いくつかの理由から僕は、microformatshCard, hReviewに代表されるような“刷り込まれたマイクロ文書”(imprinted microdocuments)に特に焦点を当てたいと思います。現状のHTTP+HTML+ブラウザというインフラ上で、構造的(あるいは半構造的)データをやり取りするために、“刷り込まれたマイクロ文書”は有望な技術だと思うのです。そして、比較的お手軽なXML応用としても楽しく、面白い。

以上のことを、「マイクロアプリケーション」って言葉を使っていえば、「今後、マイクロアプリケーションの基礎を実例と共に解説する予定」ってことです -- マイクロアプリケーションについては、「micro* (3):microapplications」 micro* (4):microapplicationsを支える技術に説明があります。

Ajaxとの関係

僕がJavaScriptに興味を持ちはじめたきっかけは世間のAjaxブームです。
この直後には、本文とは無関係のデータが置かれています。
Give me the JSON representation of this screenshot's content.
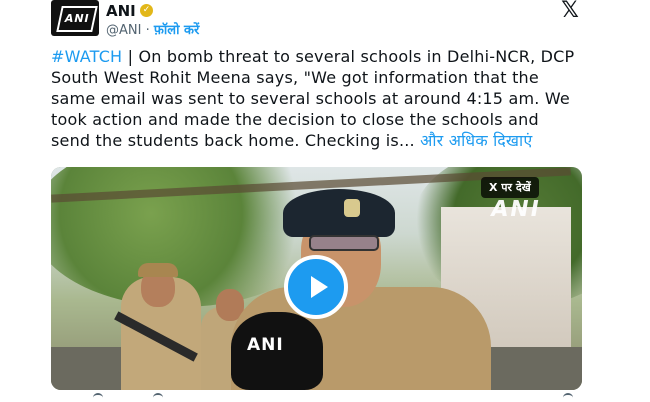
{
  "header": {
    "author_name": "ANI",
    "handle": "@ANI",
    "separator": " · ",
    "follow_label": "फ़ॉलो करें",
    "avatar_text": "ANI",
    "brand_icon": "x-logo-icon",
    "verified_icon": "gold-check-icon"
  },
  "tweet": {
    "hashtag": "#WATCH",
    "body": " | On bomb threat to several schools in Delhi-NCR, DCP South West Rohit Meena says, \"We got information that the same email was sent to several schools at around 4:15 am. We took action and made the decision to close the schools and send the students back home. Checking is... ",
    "show_more": "और अधिक दिखाएं"
  },
  "media": {
    "watch_on_x": "X पर देखें",
    "watermark": "ANI",
    "mic_label": "ANI",
    "play_icon": "play-icon"
  },
  "colors": {
    "link": "#1d9bf0",
    "text": "#0f1419",
    "muted": "#536471",
    "verified": "#e2b719"
  }
}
にもかかわらず、「Ajax」って言葉はあまり使ってません(日記内検索をしたら分かります)。「Ajax万歳」とは全然思ってないし、むしろ、「ホントに“こんなこと”していていいのかな?」という疑問を払拭できないのです。

ですから、「ブラウザでミニマムXML」がAjaxとどのような関係があるかについて、いまは何も語らないことにします。しかし、次の点は注意しておきます: 今回の主題のひとつである“刷り込まれたマイクロ文書”は、けっこう伝統的な技法であり、今後も長期に渡り使えるものです。JavaScriptAjaxが一過性のブームであったとして、その終焉がこの技法を無効化するわけではありません。

ついでに、Ajaxへのコメントをひとつ付け加えておけば、Ajaxの'X'がXMLに由来するとしても、Ajax応用にXMLが必須というわけではありません。実のところ、AjaxXMLのつながりは意外と希薄なのでは、と思っています。多くの場合、XMLより、JSONYAMLCSVなどのほうが便利です。特に、JavaScriptとの相性ならJSONがベストでしょう。昨今、JSONYAMLが台頭してきたのは、XMLにとっても良いことだと思います。なぜなら、XMLが適切に相対化されるためには、適切なXML概念が必要ですから。

●注意事項、ないしは本音

「今すぐ、誰でもできるXMLプログラミング」とか、「ブラウザとテキストエディタさえあればはじめられる」とかは、実を言えば惹句<じゃっく>であり、実情は多少違います(って、それを言っちゃオシマイかな)。

「誰でも」は「あらゆる人」ではなくて、実際は興味と意欲がある人ってことになるでしょう。また、ブラウザとテキストエディタだけでは辛い! 対話的処理系やバッチ型の構文チェッカーを併用します(それらについては折に触れて述べます)。

●今回のまとめ

  1. ブラウザは、良好なXML処理環境とは言いがたい。
  2. しかし、ミニマムなDOMプログラミングはできる。
  3. XMLHttpで取得したXMLデータは扱いやすい。
  4. だが、シリーズの話題は、HTML文書に含まれるマイクロ文書の扱い方である。
  5. 「ブラウザでミニマムXML」とAjaxの関係は、現状では明確でない。